J'avais une lettre de recommandation pour l'un d'eux, dont le nom est plus célèbre peut-être à Paris qu'à Vienne; j'eus beaucoup de peine à le découvrir dans l'humble coin de bureau ministériel qu'il occupait. Je voulais le prier de me présenter dans quelques salons, où j'aurais voulu n'être introduit que sous les auspices du talent; je fus surpris et affligé de sa réponse.

—Présentez-vous simplement, me dit-il, en qualité d'étranger; dites aussi que vous êtes parent d'un attaché d'ambassade (mon cousin Henri!), et vous serez parfaitement reçu; car ici tout le monde est bon, et l'on est heureux d'accueillir les Français, ceux du moins qui ne font aucun ombrage au gouvernement. Quant à novis autres, pauvres poëtes, de quel droit irions-nous briller parmi les princes et les banquiers?

Je me sentis navré de cet aveu et de l'ironique misanthropie de l'homme célèbre, que cependant le sort avait forcé d'accepter un emploi misérable dans une société qui pourtant sait ce qu'il vaut, et qui n'a accordé à son talent que des lauriers stériles.

La position des artistes n'est pas la même: ils ont l'avantage d'amuser directement les nobles compagnies qui les accueillent avec tous les dehors de la sympathie et de l'admiration. Ils deviennent aisément les familiers et les amis des grands seigneurs, dont l'amour-propre est flatté de leur accorder une ostensible protection. Aussi les invite-t-on à toutes les fêtes. Seulement, il faut qu'ils apportent leur instrument, leur gagne-pain: c'est là le collier.—L'un d'eux, qui affecte des idées socialistes, s'est avisé de déclarer au prince de ..., son ami,— et remarque qu'il était aussi l'ami de la princesse,—qu'il voulait paraître comme simple invité, à la première fête qui serait donnée dans le palais, et ne jouerait d'aucun instrument.

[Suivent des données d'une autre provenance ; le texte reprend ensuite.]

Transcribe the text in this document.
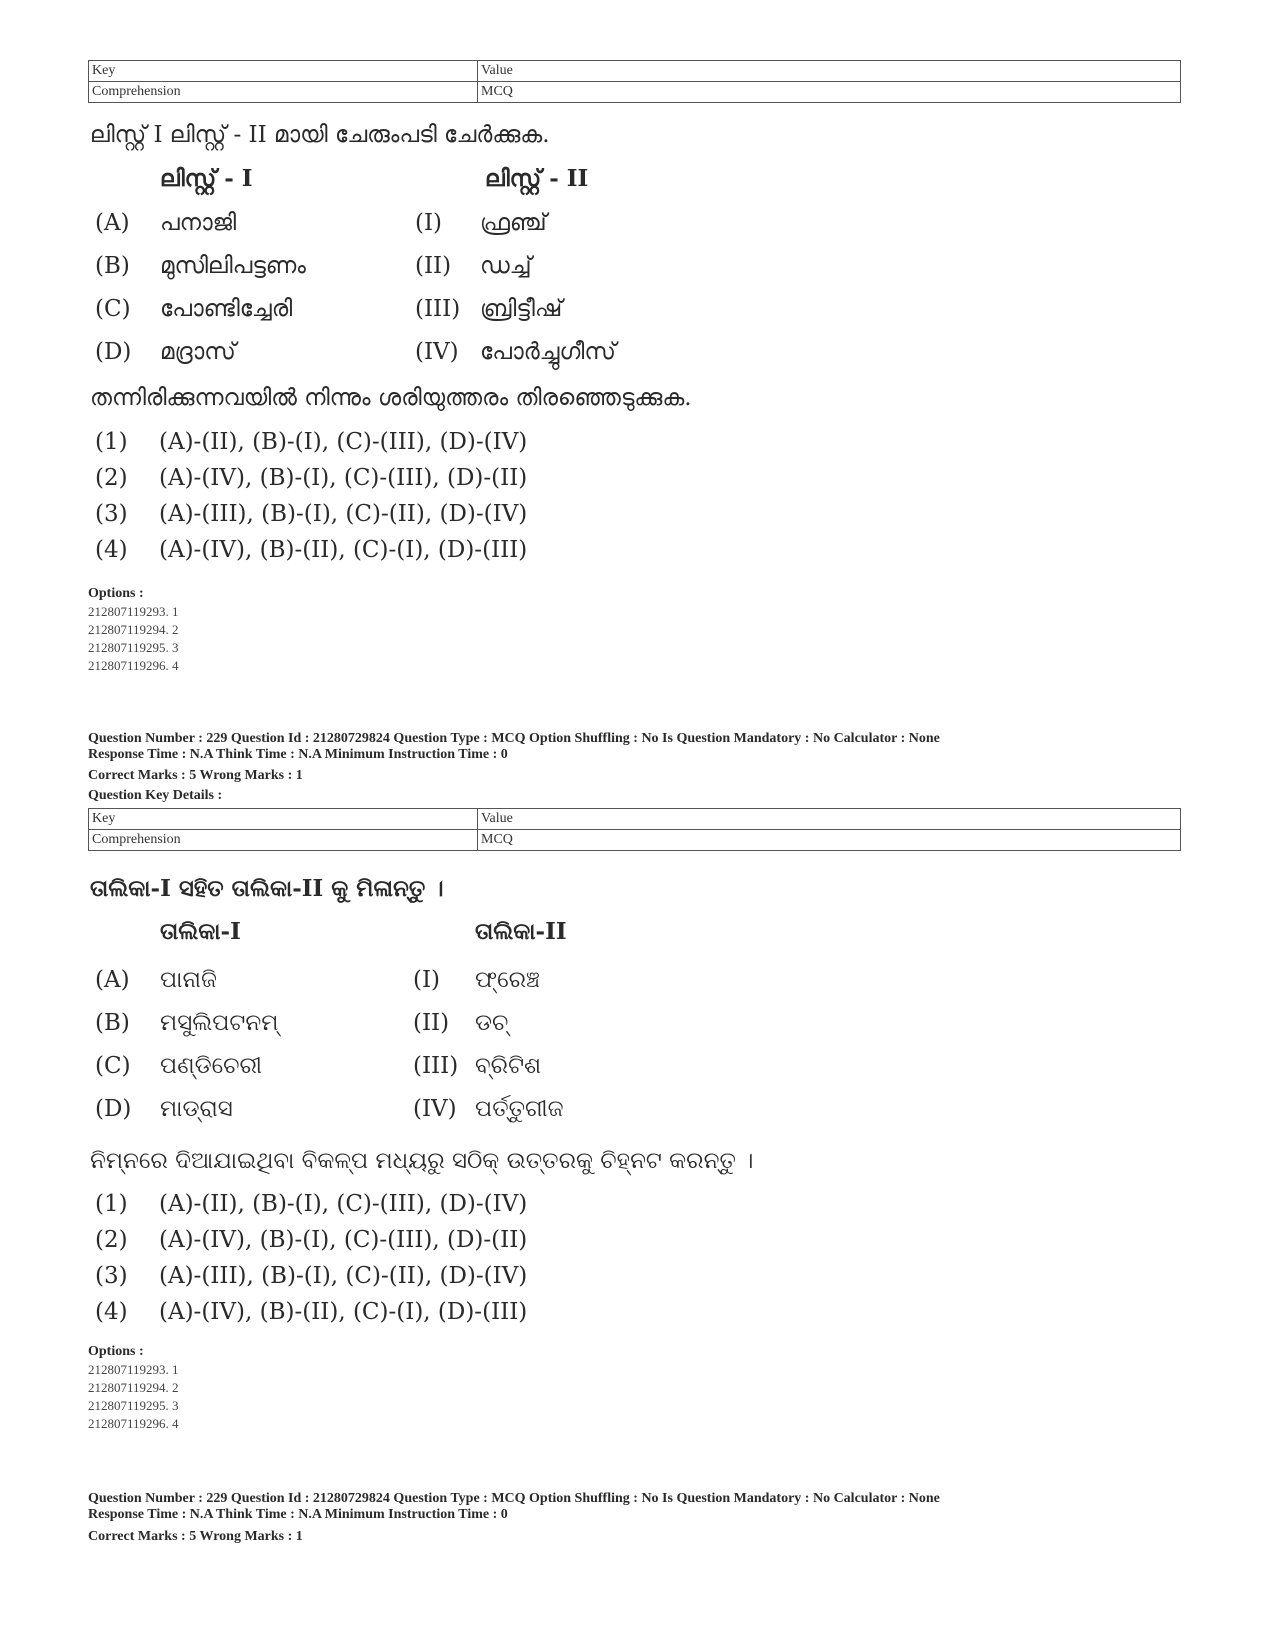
Key	Value
Comprehension	MCQ
ലിസ്റ്റ് I ലിസ്റ്റ് - II മായി ചേരുംപടി ചേർക്കുക.
ലിസ്റ്റ് - I	ലിസ്റ്റ് - II
(A) പനാജി	(I) ഫ്രഞ്ച്
(B) മുസിലിപട്ടണം	(II) ഡച്ച്
(C) പോണ്ടിച്ചേരി	(III) ബ്രിട്ടീഷ്
(D) മദ്രാസ്	(IV) പോർച്ചുഗീസ്
തന്നിരിക്കുന്നവയിൽ നിന്നും ശരിയുത്തരം തിരഞ്ഞെടുക്കുക.
(1) (A)-(II), (B)-(I), (C)-(III), (D)-(IV)
(2) (A)-(IV), (B)-(I), (C)-(III), (D)-(II)
(3) (A)-(III), (B)-(I), (C)-(II), (D)-(IV)
(4) (A)-(IV), (B)-(II), (C)-(I), (D)-(III)
Options :
212807119293. 1
212807119294. 2
212807119295. 3
212807119296. 4
Question Number : 229 Question Id : 21280729824 Question Type : MCQ Option Shuffling : No Is Question Mandatory : No Calculator : None
Response Time : N.A Think Time : N.A Minimum Instruction Time : 0
Correct Marks : 5 Wrong Marks : 1
Question Key Details :
Key	Value
Comprehension	MCQ
ତାଲିକା-I ସହିତ ତାଲିକା-II କୁ ମିଳାନ୍ତୁ ।
ତାଲିକା-I	ତାଲିକା-II
(A) ପାନାଜି	(I) ଫ୍ରେଞ୍ଚ
(B) ମସୁଲିପଟନମ୍	(II) ଡଚ୍
(C) ପଣ୍ଡିଚେରୀ	(III) ବ୍ରିଟିଶ
(D) ମାଡ୍ରାସ	(IV) ପର୍ତ୍ତୁଗୀଜ
ନିମ୍ନରେ ଦିଆଯାଇଥିବା ବିକଳ୍ପ ମଧ୍ୟରୁ ସଠିକ୍ ଉତ୍ତରକୁ ଚିହ୍ନଟ କରନ୍ତୁ ।
(1) (A)-(II), (B)-(I), (C)-(III), (D)-(IV)
(2) (A)-(IV), (B)-(I), (C)-(III), (D)-(II)
(3) (A)-(III), (B)-(I), (C)-(II), (D)-(IV)
(4) (A)-(IV), (B)-(II), (C)-(I), (D)-(III)
Options :
212807119293. 1
212807119294. 2
212807119295. 3
212807119296. 4
Question Number : 229 Question Id : 21280729824 Question Type : MCQ Option Shuffling : No Is Question Mandatory : No Calculator : None
Response Time : N.A Think Time : N.A Minimum Instruction Time : 0
Correct Marks : 5 Wrong Marks : 1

—C'est facile, lui dit le prince; je dirai que vous êtes malade.

—Non, je tiens à ne pas paraître malade.

—Eh bien, mon ami, j'en parlerai à mes amis.

Le résultat est que l'artiste n'a pas reçu d'invitation. Il est parti, furieux, pour la Hongrie, où des ovations magnifiques le vengent déjà de la sotte étiquette des salons de Vienne.

18 janvier.—Parlons un peu encore des plaisirs du peuple viennois; c'est plus gai. Le carnaval approche, et je fréquente beaucoup les bals du Sperl et de la Birn plus amusants que d'autres, et qui s'adressent spécialement à la classe bourgeoise. Ce sont de vastes établissements splendidement décorés. Les femmes sont mieux mises, c'est-à-dire d'une mise plus parisienne, que celles de la classe inférieure; c'est ce qui représenterait ici la classe des grisettes. La valse est aussi énergique, aussi folle que dans les tavernes, et le nuage de tabac qu'elle agite n'est guère moins épais.

Au Sperl aussi, l'on dîne ou l'on soupe toujours au milieu des danses et de la musique, et le galop serpente autour des tables sans inquiéter les dîneurs. Le premier aspect du Sperl m'a rappelé un peu celui des musicos de Hollande; j'aime à croire, toutefois, que les danseuses appartiennent en général à une condition plus respectable que celles dont les aïeules ont fourni tant de modèles à Rubens.